Cell upgrades needed in Qld, inquest told

·3-min read

An inquest into the prison death of two-time killer John Edward Harris has heard further reform is needed for old stock cells in Queensland prisons.

Harris was found dead at the Townsville Correctional Facility on July 4, 2019, after taking his life on the anniversary of when he was remanded for the offence he was ultimately convicted and sentenced for.

He was serving a life sentence for his part in the torture and murder of 28-year-old mother-of-four Tia Landers on June 16, 2014.

At the inquest in Townsville on Monday, the court heard that prison officer Dion Foreman found Harris cold, stiff and unresponsive at 4.52am when conducting the second inmate head count of the night.

Mr Foreman said Harris was the sole occupant of his cell and showed no prior signs of self harm in the lead-up to his death, with his first routine check at 8.40pm indicating no stress or intent to self harm that night.

A report prepared by Detective Senior Constable Peta Schenk into Harris' death at the prison's Harold Gregg Unit said inmates were interviewed and spoke of no unusual behaviour prior to his death.

Another report was prepared for the state coroner by Queensland Correctional Services Assistant Commissioner Peter Shaddock, detailing the removal of old stock cells across correctional facilities.

He told the court there are 340 old stock cells across Queensland and there is a detailed and dynamic plan to the cabinet budget review committee to remove or make them safer cells.

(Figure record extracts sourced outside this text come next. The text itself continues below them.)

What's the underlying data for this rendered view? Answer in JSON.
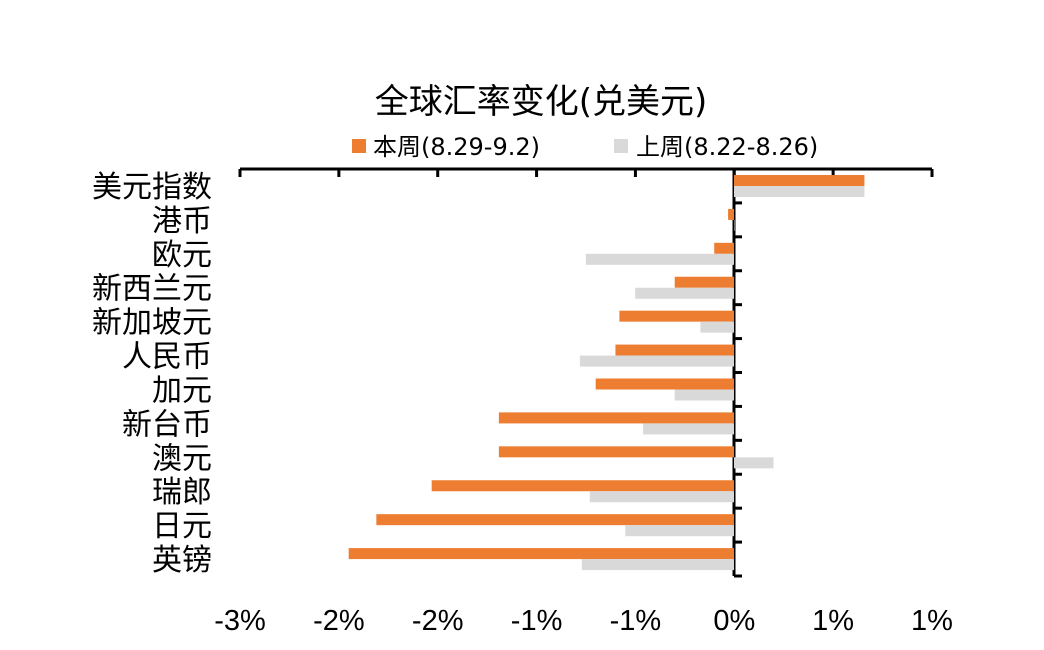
{
  "chart_data": {
    "type": "bar",
    "orientation": "horizontal",
    "title": "全球汇率变化(兑美元)",
    "categories": [
      "美元指数",
      "港币",
      "欧元",
      "新西兰元",
      "新加坡元",
      "人民币",
      "加元",
      "新台币",
      "澳元",
      "瑞郎",
      "日元",
      "英镑"
    ],
    "series": [
      {
        "name": "本周(8.29-9.2)",
        "color": "#ED7D31",
        "values": [
          0.66,
          -0.03,
          -0.1,
          -0.3,
          -0.58,
          -0.6,
          -0.7,
          -1.19,
          -1.19,
          -1.53,
          -1.81,
          -1.95
        ]
      },
      {
        "name": "上周(8.22-8.26)",
        "color": "#D9D9D9",
        "values": [
          0.66,
          0.0,
          -0.75,
          -0.5,
          -0.17,
          -0.78,
          -0.3,
          -0.46,
          0.2,
          -0.73,
          -0.55,
          -0.77
        ]
      }
    ],
    "xlim": [
      -2.5,
      1.0
    ],
    "xticks": [
      "-3%",
      "-2%",
      "-2%",
      "-1%",
      "-1%",
      "0%",
      "1%",
      "1%"
    ],
    "legend_position": "top",
    "grid": false,
    "xlabel": "",
    "ylabel": ""
  }
}
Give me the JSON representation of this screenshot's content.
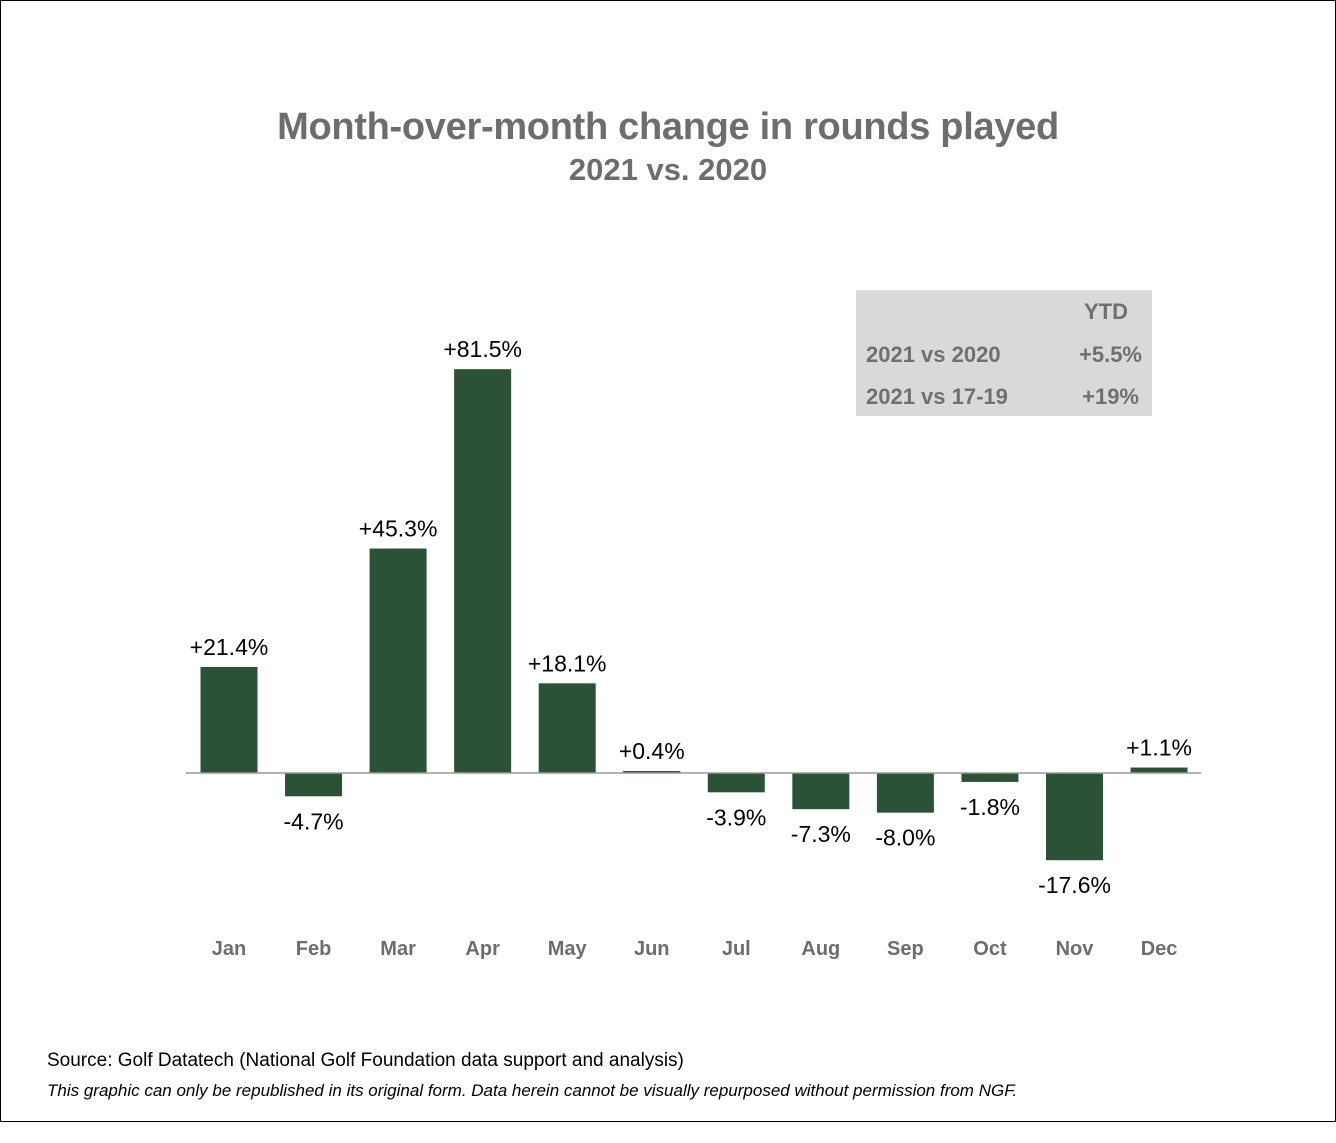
{
  "title": "Month-over-month change in rounds played",
  "subtitle": "2021 vs. 2020",
  "ytd_table": {
    "header": "YTD",
    "rows": [
      {
        "label": "2021 vs 2020",
        "value": "+5.5%"
      },
      {
        "label": "2021 vs 17-19",
        "value": "+19%"
      }
    ]
  },
  "source": "Source: Golf Datatech (National Golf Foundation data support and analysis)",
  "disclaimer": "This graphic can only be republished in its original form. Data herein cannot be visually repurposed without permission from NGF.",
  "chart_data": {
    "type": "bar",
    "categories": [
      "Jan",
      "Feb",
      "Mar",
      "Apr",
      "May",
      "Jun",
      "Jul",
      "Aug",
      "Sep",
      "Oct",
      "Nov",
      "Dec"
    ],
    "values": [
      21.4,
      -4.7,
      45.3,
      81.5,
      18.1,
      0.4,
      -3.9,
      -7.3,
      -8.0,
      -1.8,
      -17.6,
      1.1
    ],
    "data_labels": [
      "+21.4%",
      "-4.7%",
      "+45.3%",
      "+81.5%",
      "+18.1%",
      "+0.4%",
      "-3.9%",
      "-7.3%",
      "-8.0%",
      "-1.8%",
      "-17.6%",
      "+1.1%"
    ],
    "bar_color": "#2b5136",
    "title": "Month-over-month change in rounds played",
    "subtitle": "2021 vs. 2020",
    "xlabel": "",
    "ylabel": "",
    "grid": false,
    "legend": "none"
  }
}
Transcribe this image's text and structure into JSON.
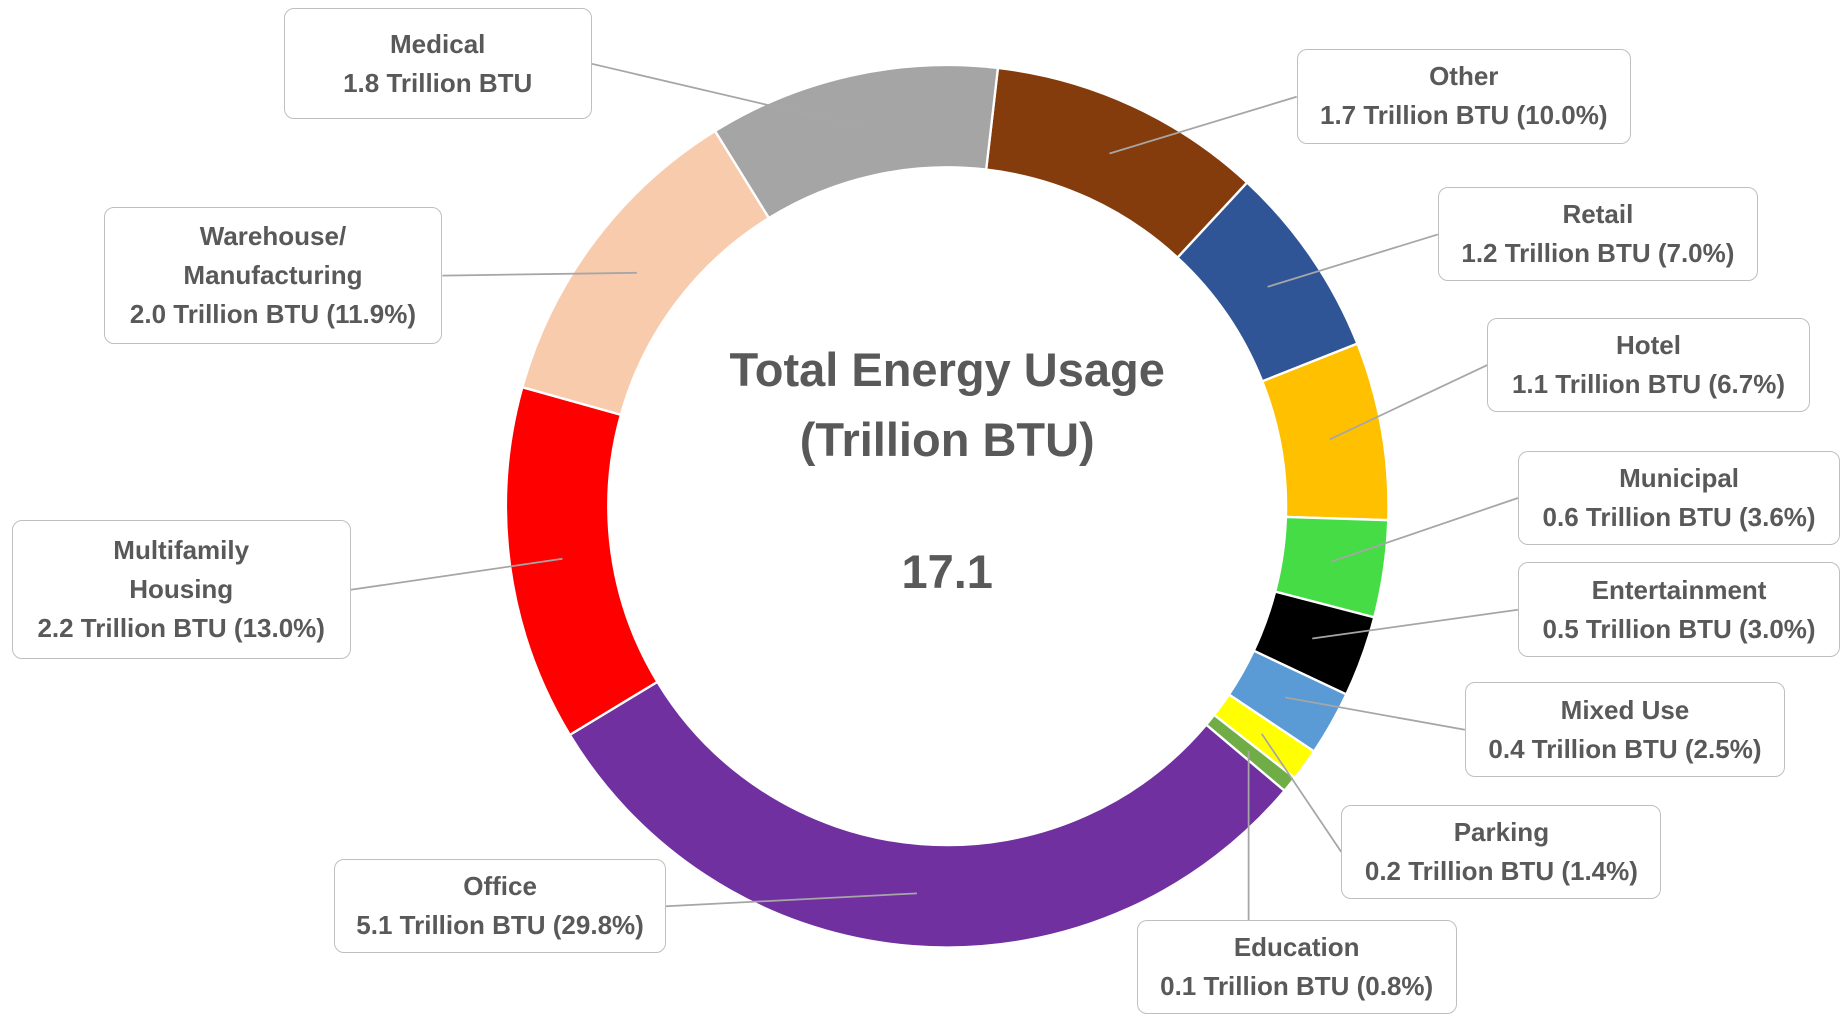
{
  "chart_data": {
    "type": "donut",
    "title": "Total Energy Usage (Trillion BTU)",
    "total": 17.1,
    "categories": [
      "Other",
      "Retail",
      "Hotel",
      "Municipal",
      "Entertainment",
      "Mixed Use",
      "Parking",
      "Education",
      "Office",
      "Multifamily Housing",
      "Warehouse/ Manufacturing",
      "Medical"
    ],
    "values": [
      1.7,
      1.2,
      1.1,
      0.6,
      0.5,
      0.4,
      0.2,
      0.1,
      5.1,
      2.2,
      2.0,
      1.8
    ],
    "value_labels": [
      "1.7 Trillion BTU (10.0%)",
      "1.2 Trillion BTU (7.0%)",
      "1.1 Trillion BTU (6.7%)",
      "0.6 Trillion BTU (3.6%)",
      "0.5 Trillion BTU (3.0%)",
      "0.4 Trillion BTU (2.5%)",
      "0.2 Trillion BTU (1.4%)",
      "0.1 Trillion BTU (0.8%)",
      "5.1 Trillion BTU (29.8%)",
      "2.2 Trillion BTU (13.0%)",
      "2.0 Trillion BTU (11.9%)",
      "1.8 Trillion BTU"
    ],
    "colors": [
      "#843c0c",
      "#2f5597",
      "#ffc000",
      "#45dc45",
      "#000000",
      "#5b9bd5",
      "#ffff00",
      "#70ad47",
      "#7030a0",
      "#ff0000",
      "#f8cbad",
      "#a5a5a5"
    ]
  }
}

"The safer cells refers to a fire-engineered, or secure cell, so there's no natural openings, you can't open any windows, louvres, those sorts of things," Mr Shaddock told the court.

"It involves quite a significant body of work to do all those 340 cells and will cost in the vicinity of $195 million.

"So there's work in the cell itself. It's a removal of potential ligature points."

These include flush fittings, light fittings fixtures, intercom systems, radios, changes to the design of the tables, basins, toilets and showers, while also looking at roof structures outside of the cell.

"There's a lot of elements in play. It is quite a comprehensive and complex undertaking," Mr Shaddock said.

But he said works would start only with the imprimatur from the cabinet committee, irrespective of Queensland Corrective Services' position.

QCS lawyer Jessica Franco said throughout Harris' time in prison he was a protected prisoner with an elevated baseline risk, but not due to any self-harm incidents in custody.

"The placement of prisoners with an elevated baseline risk in old stock sells is acceptable so long as mitigation is provided," she said.

"(Mr Shaddock) agreed that not displaying any at risk behaviours, denying suicidal ideations when asked ...

"The case notes suggest that QCS had been observing that behaviour for years and this was considered normal for him."

Findings are set to be handed down on September 20.